The Philodendron genus contains hundreds of species of beautiful foliage plants. This classic plant is among the most popular houseplants, and philodendron care is easy even for beginners. In fact, they’re often touted for their air-cleaning abilities indoors (which we have debunked here). Their leaves are typically large, green, and glossy, adding a touch of their native tropical jungles to your home.
In this ultimate guide of how to grow a philodendron you will learn about this popular house plant which has been a favorite for generations of plant lovers, including;
- Types of Philodendron.
- Basic philodendron care.
- Are philodendrons toxic?
- Common pests and diseases of the philodendron.
- Is My Plant a Pothos or a Philodendron?
Philodendron varieties are some of the easiest, fastest-growing houseplants out there! Its easy going nature, ease of propagation, and whimsical beauty makes the philodendron one of the best houseplants for beginners. Philodendrons are so easy to grow they made our list of the 20 Best Indoor Plants You Can’t Kill.
The name philodendron is derived from the Greek words philo (love) and dendron (tree). With over 450 varieties of philodendron around the world, there is sure to be one that you will love.
Types of Philodendron
The two main types of philodendron houseplants are vining and non-climbing varieties.
- Vining philodendrons need a post or other supporting structure to climb on.
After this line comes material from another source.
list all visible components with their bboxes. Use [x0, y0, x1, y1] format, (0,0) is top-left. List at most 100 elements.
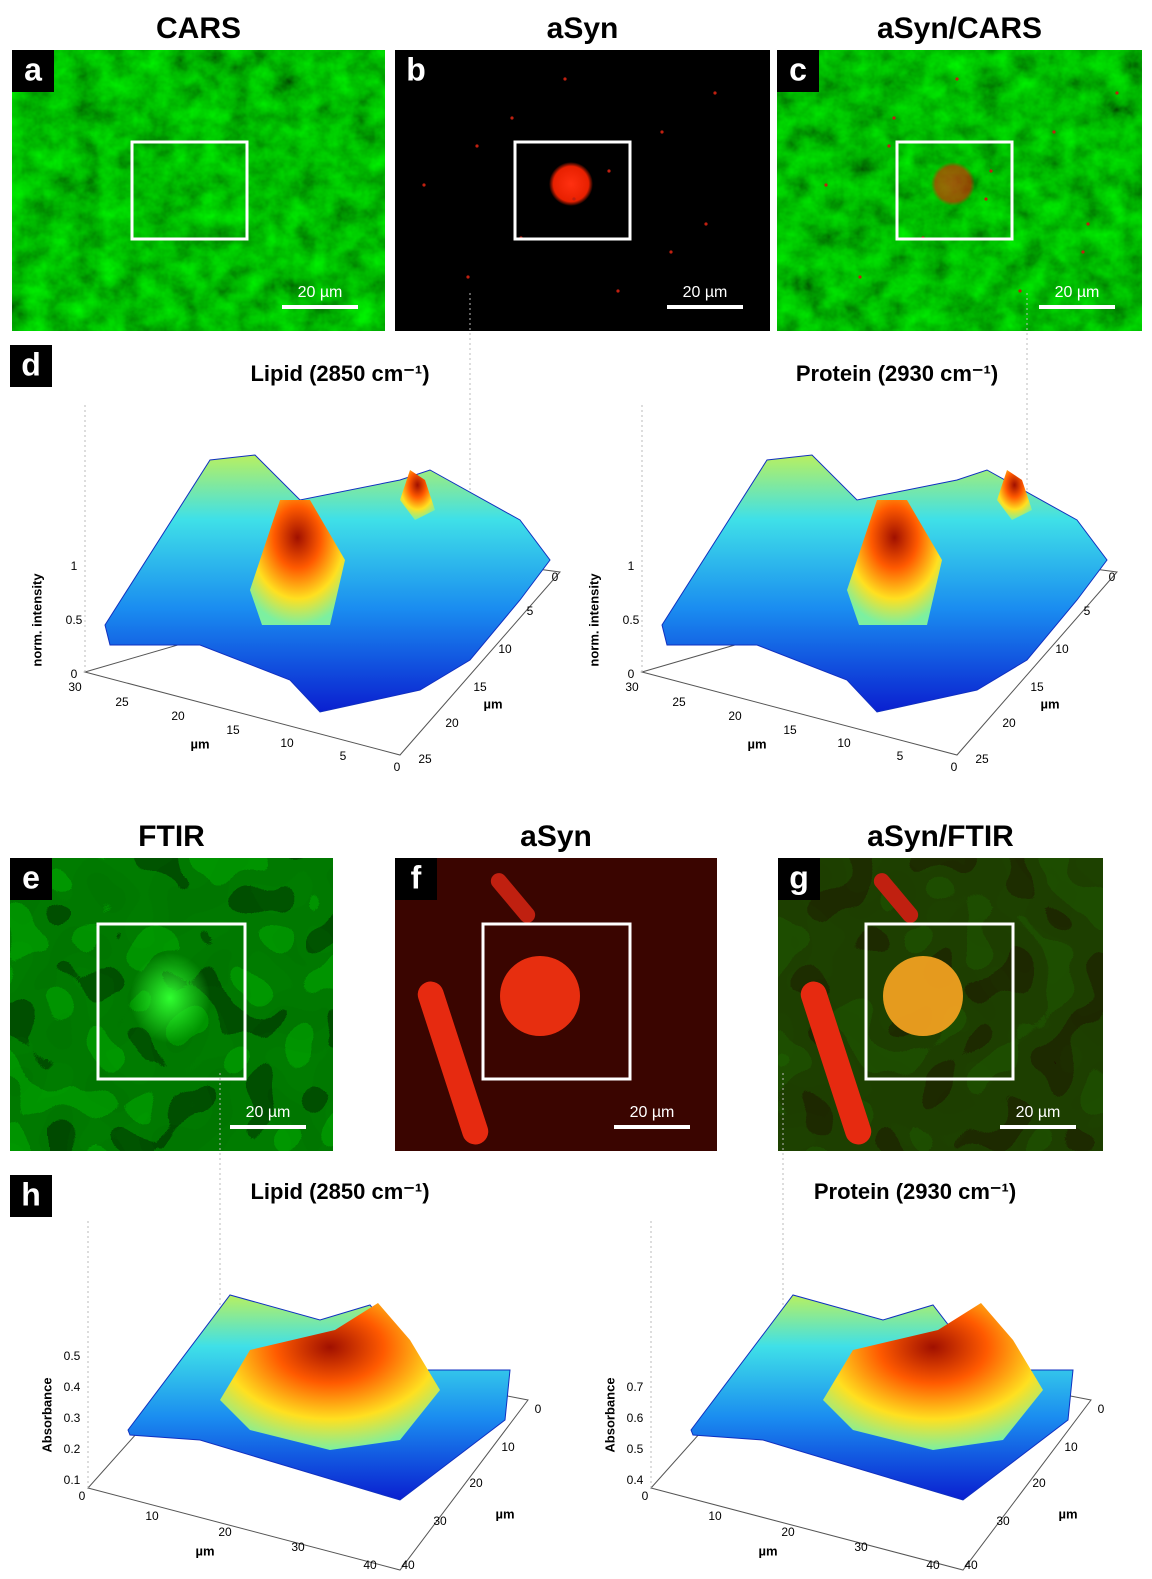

These include blushing philodendrons and heartleaf philodendrons.
- Non-climbing philodendrons, such as
lacy tree philodendronsand bird’s nest philodendrons, have an upright, spreading growth habit. The width of non-climbers can be as much as twice their height, so give them plenty of elbow room.
Philodendron care Basics
Philodendron care incorporates a few basic needs: sunlight, water, temperature, and fertilizer.
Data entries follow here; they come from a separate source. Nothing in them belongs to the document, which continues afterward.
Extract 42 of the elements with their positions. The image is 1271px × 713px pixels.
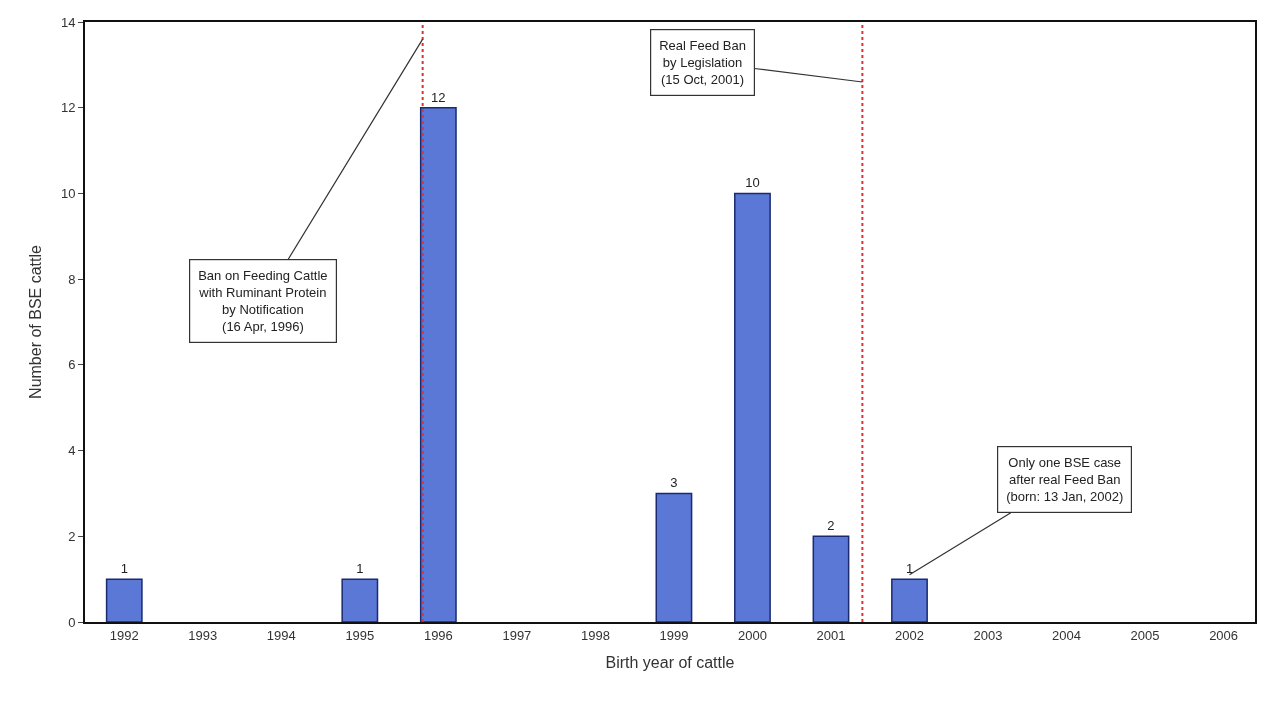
y-tick-label: 10	[60, 185, 76, 201]
x-tick-label: 2003	[973, 627, 1003, 643]
x-tick-label: 1999	[659, 627, 689, 643]
x-tick-label: 1997	[502, 627, 532, 643]
data-label: 12	[431, 89, 446, 105]
x-tick-label: 2000	[737, 627, 767, 643]
x-tick-label: 1998	[580, 627, 610, 643]
x-tick-label: 2002	[895, 627, 924, 643]
bar	[341, 578, 379, 622]
x-tick-label: 1995	[345, 627, 375, 643]
x-tick-label: 1992	[109, 627, 139, 643]
x-tick-label: 2004	[1052, 627, 1081, 643]
bar	[891, 578, 928, 622]
annotation: Real Feed Ban by Legislation (15 Oct, 2001)	[659, 38, 746, 87]
y-tick-label: 0	[68, 614, 76, 630]
bar	[734, 192, 771, 622]
x-tick-label: 2005	[1130, 627, 1160, 643]
x-axis-title: Birth year of cattle	[605, 653, 735, 671]
bar	[812, 535, 850, 622]
data-label: 3	[670, 475, 678, 491]
bar	[105, 578, 143, 622]
x-tick-label: 1996	[423, 627, 453, 643]
y-tick-label: 12	[60, 100, 76, 116]
y-tick-label: 6	[68, 357, 76, 373]
data-label: 10	[745, 175, 760, 191]
y-tick-label: 2	[68, 528, 76, 544]
bar	[419, 106, 457, 622]
x-tick-label: 1993	[188, 627, 218, 643]
data-label: 2	[827, 518, 835, 534]
data-label: 1	[120, 561, 128, 577]
x-tick-label: 2006	[1209, 627, 1239, 643]
data-label: 1	[905, 561, 914, 577]
bar	[655, 492, 693, 622]
data-label: 1	[356, 561, 364, 577]
y-tick-label: 4	[68, 443, 76, 459]
y-tick-label: 8	[68, 271, 76, 287]
annotation: Ban on Feeding Cattle with Ruminant Protein by Notification (16 Apr, 1996)	[198, 268, 328, 334]
x-tick-label: 2001	[816, 627, 846, 643]
y-axis-title: Number of BSE cattle	[27, 244, 45, 399]
x-tick-label: 1994	[266, 627, 296, 643]
annotation: Only one BSE case after real Feed Ban (born: 13 Jan, 2002)	[1006, 455, 1124, 504]
y-tick-label: 14	[60, 14, 76, 30]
Philodendrons grow best in medium light and bright indirect sunlight.
Older leaves turn yellow naturally. However, if you notice several yellow leaves at once, it could be an indicator that the plant is getting too much sun.
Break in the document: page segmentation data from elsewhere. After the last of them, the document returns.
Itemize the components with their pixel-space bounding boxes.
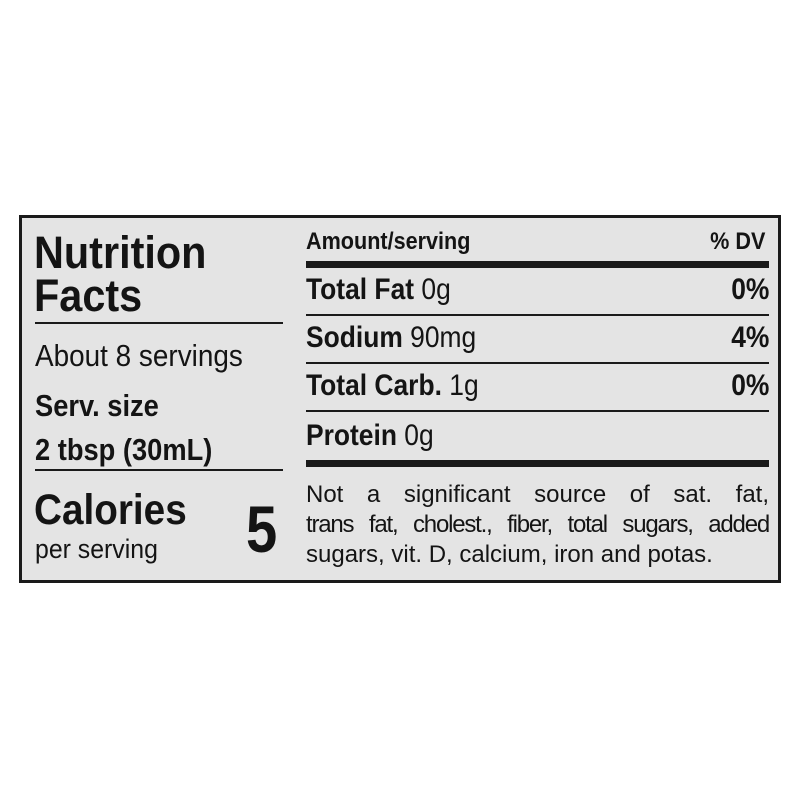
nutrient-dv: 0% [730,273,769,306]
calories-value: 5 [246,492,278,566]
amount-per-serving-header: Amount/serving [306,228,471,255]
nutrient-name: Total Fat [306,273,415,306]
nutrient-name: Total Carb. [306,369,442,402]
nutrition-facts-label: Nutrition Facts About 8 servings Serv. s… [19,215,781,583]
servings-per-container: About 8 servings [35,338,243,373]
nutrient-dv: 4% [730,321,769,354]
nutrient-amount: 0g [421,273,451,306]
nutrient-name: Sodium [306,321,403,354]
nutrient-amount: 90mg [410,321,477,354]
calories-per-serving: per serving [35,534,158,564]
title-facts: Facts [34,270,143,321]
thick-divider [306,261,769,268]
nutrient-dv: 0% [730,369,769,402]
serving-size-label: Serv. size [35,388,159,423]
serving-size-value: 2 tbsp (30mL) [35,432,213,467]
nutrient-name: Protein [306,419,397,452]
divider [35,469,283,471]
calories-label: Calories [34,486,187,534]
divider [306,410,769,412]
footnote-line: sugars, vit. D, calcium, iron and potas. [306,541,713,568]
nutrient-row-sodium: Sodium 90mg 4% [306,323,769,353]
thick-divider [306,460,769,467]
divider [35,322,283,324]
divider [306,362,769,364]
footnote-line: trans fat, cholest., fiber, total sugars… [306,511,770,538]
title-nutrition: Nutrition [34,227,207,278]
divider [306,314,769,316]
footnote-line: Not a significant source of sat. fat, [306,481,769,508]
nutrient-row-total-carb: Total Carb. 1g 0% [306,371,769,401]
daily-value-header: % DV [709,228,765,255]
nutrient-row-protein: Protein 0g [306,421,769,451]
nutrient-amount: 0g [404,419,434,452]
nutrient-row-total-fat: Total Fat 0g 0% [306,275,769,305]
nutrient-amount: 1g [449,369,479,402]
They will tolerate low light, but if the stems become leggy with several inches between the leaves, you may need to move the plant to a brighter location.
Water when the top inch of soil dries out.
Take care not to overwater, since philodendron will rot if kept soggy. If the leaves are brown and falling off, the plant is likely not getting enough water.
Droopy leaves can mean the plant is getting either too much or not enough water, but they should revive once you correct the issue.
Temperature and Humidity
The temperature tolerance of philodendrons varies based on the species. In general, they should not be exposed to temperatures below 55 degrees Fahrenheit.
Indoors, protect them from cool drafts, such as those from an air-conditioning vent.
These plants do like humidity, so if you live in a dry climate you might have to boost humidity around your philodendron. To do so, you can place a humidifier, such as this one, near your philodendron. You also can place the container on a tray of pebbles filled with water, ensuring that the bottom of the container isn’t touching the water, which can lead to root rot.
Brown leaf tips usually indicate that the humidity level is too low.
Feed philodendron houseplants with a balanced liquid foliage houseplant fertilizer that contains macro-nutrients. Water the plant with the fertilizer monthly in spring and summer and every six to eight weeks in fall and winter.
Slow growth and small leaf size is the plant’s way of telling you that it isn’t getting enough fertilizer.
Pale new leaves usually indicate that the plant isn’t getting enough calcium and magnesium, which are essential micro-nutrients for philodendrons.
Are philodendron Toxic?
Philodendron should not be consumed by animals or humans.
Being educated on poisonous plants can help you avoid any accidents all the while enjoying your greenery.
Philodendron Pests & Problems
Philodendron are not prone to insects, but you may encounter aphids and mealybugs.
You can wipe off mealybugs with cotton balls dipped in rubbing alcohol.
Periodically showering the plant with water and applying insecticidal soap will help keep pests at bay.
Is My Plant a Pothos or a Philodendron?
Philodendron houseplants are often confused with pothos plants. While the leaves of these two plants are similar in shape, the stems of pothos plants are grooved, while those of philodendrons are not.
New philodendron leaves emerge surrounded by a leaf sheath, which eventually dries and falls off. Pothos leaves don’t have this sheath.
Pothos also need brighter light and warmer temperatures, and are frequently sold in hanging baskets.